English

US militarism and the media

Were it not for the existence of an utterly servile media, the US government would have a far more difficult, if not impossible task in pursuing its policy of naked aggression against a small and devastated country. Washington’s “case” against Iraq is so paper-thin, so full of glaring contradictions, only a press and broadcast establishment that functions as a virtual arm of the state could swallow it whole and foist it on the population at large.

Throughout the current crisis TV commentators and foreign policy “experts” have almost universally presented as fact Washington’s allegations about Iraqi “weapons of mass destruction,” without even suggesting that real evidence be advanced to substantiate the charges. Clinton administration spokespeople appear on one television program after another. None of the media pundits asks a challenging question.

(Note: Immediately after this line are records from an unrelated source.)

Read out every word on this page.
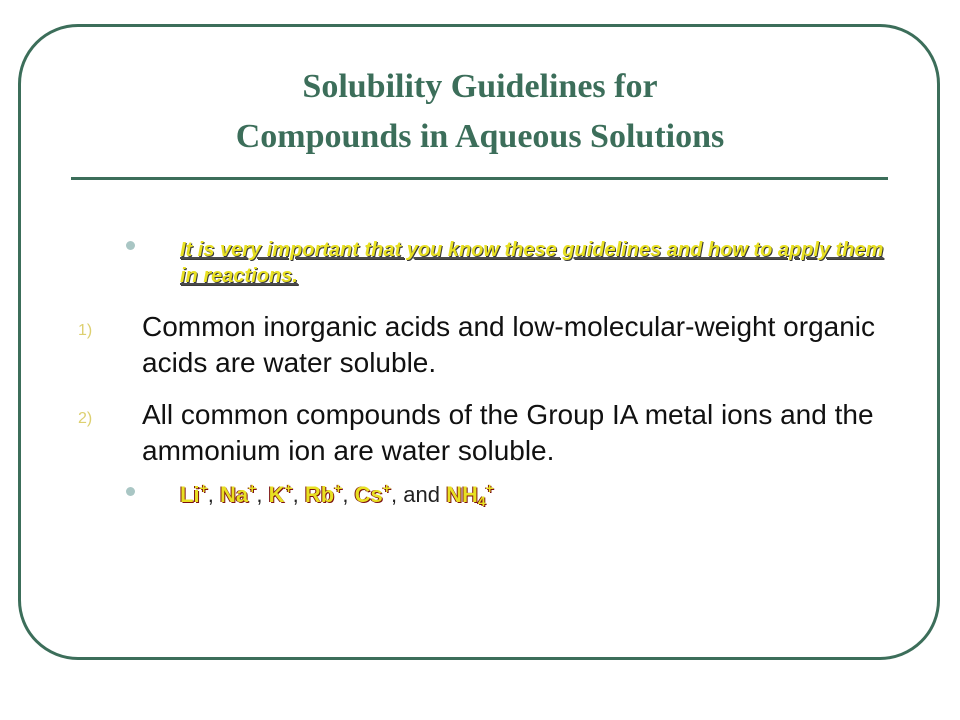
Solubility Guidelines for
Compounds in Aqueous Solutions

It is very important that you know these guidelines and how to apply them in reactions.

1) Common inorganic acids and low-molecular-weight organic acids are water soluble.

2) All common compounds of the Group IA metal ions and the ammonium ion are water soluble.

Li+, Na+, K+, Rb+, Cs+, and $NH_4^+$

While administration officials breeze through encounters with those who are supposedly at the pinnacle of professional journalism, they fare far worse when face to face with the public. Last month’s Columbus, Ohio town meeting demonstrated how much damage a few intelligent questions can wreak on the government’s campaign of misinformation and deception. Why is it, one questioner asked, if Iraq represents such a threat to the region, virtually none of the countries in the region support your policy? Another inquired: you denounce Hussein’s crimes, but how do you justify US backing for other governments—such as Indonesia, Turkey and Israel—that carry out atrocities against their populations or subject peoples?

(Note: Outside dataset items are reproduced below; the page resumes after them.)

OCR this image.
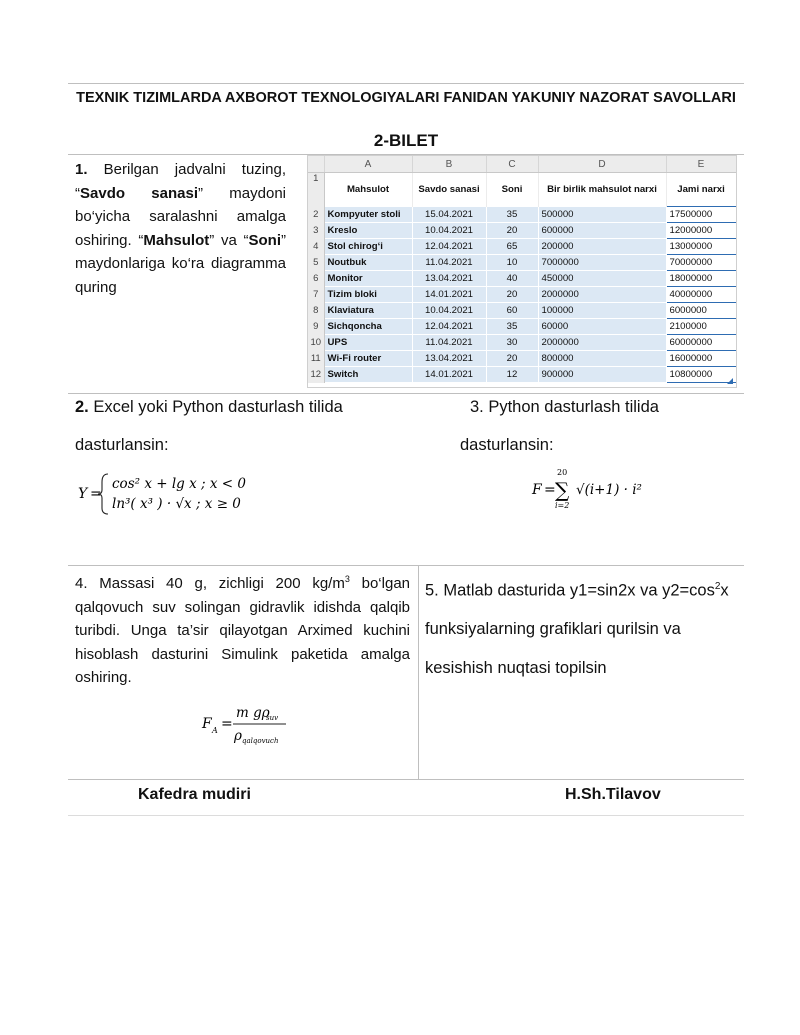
TEXNIK TIZIMLARDA AXBOROT TEXNOLOGIYALARI FANIDAN YAKUNIY NAZORAT SAVOLLARI
2-BILET
1. Berilgan jadvalni tuzing, “Savdo sanasi” maydoni bo‘yicha saralashni amalga oshiring. “Mahsulot” va “Soni” maydonlariga ko‘ra diagramma quring
	A	B	C	D	E
1	Mahsulot	Savdo sanasi	Soni	Bir birlik mahsulot narxi	Jami narxi
2	Kompyuter stoli	15.04.2021	35	500000	17500000
3	Kreslo	10.04.2021	20	600000	12000000
4	Stol chirog‘i	12.04.2021	65	200000	13000000
5	Noutbuk	11.04.2021	10	7000000	70000000
6	Monitor	13.04.2021	40	450000	18000000
7	Tizim bloki	14.01.2021	20	2000000	40000000
8	Klaviatura	10.04.2021	60	100000	6000000
9	Sichqoncha	12.04.2021	35	60000	2100000
10	UPS	11.04.2021	30	2000000	60000000
11	Wi-Fi router	13.04.2021	20	800000	16000000
12	Switch	14.01.2021	12	900000	10800000
2. Excel yoki Python dasturlash tilida
dasturlansin:
Y =
cos² x + lg x ; x < 0
ln³( x³ ) · √x ; x ≥ 0
3. Python dasturlash tilida
dasturlansin:
F =
20
∑
i=2
√(i+1) · i²
4. Massasi 40 g, zichligi 200 $kg/m^3$ bo‘lgan qalqovuch suv solingan gidravlik idishda qalqib turibdi. Unga ta’sir qilayotgan Arximed kuchini hisoblash dasturini Simulink paketida amalga oshiring.
F A =
m gρ
suv
ρ qalqovuch
5. Matlab dasturida y1=sin2x va $y2=\cos^2x$ funksiyalarning grafiklari qurilsin va kesishish nuqtasi topilsin
Kafedra mudiri	H.Sh.Tilavov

Confronted with such questions, administration officials stumbled, contradicted themselves and resorted to crude smear tactics against their interrogators. It did not require genius to formulate the questions posed in Columbus. It merely took honesty and concern. If such qualities existed in the mass media, many other questions would be posed by television and print journalists.

For example:

1. Is there not a fundamental paradox at the center of US policy toward Iraq? On the one hand government officials and leading politicians advocate sabotage, subversion and destabilization against the Iraqi government, and openly discuss the desirability of assassinating its head of state. Then they demand that this same government totally disarm itself!

2. Washington’s stated policy is that the sanctions against Iraq, which have caused the deaths of hundreds of thousands, cannot be lifted until the “weapons of mass destruction,” or the capability to manufacture such weapons, is eliminated. Doesn’t this require, in fact, the destruction of virtually every modern manufacturing facility in the country, and the latter’s reduction to a pre-industrial state?

3. The US government dropped atomic bombs on Japanese cities and used napalm and Agent Orange against the Vietnamese. How does it have the audacity to accuse another government of crimes against humanity? Is it not a fact, moreover, that US corporations, with the knowledge and permission of the government, supplied Iraq with weaponry in the 1970s and 1980s, and that at the time that Hussein used chemical weapons against the Iranians and the Kurds, Washington was his supporter and ally?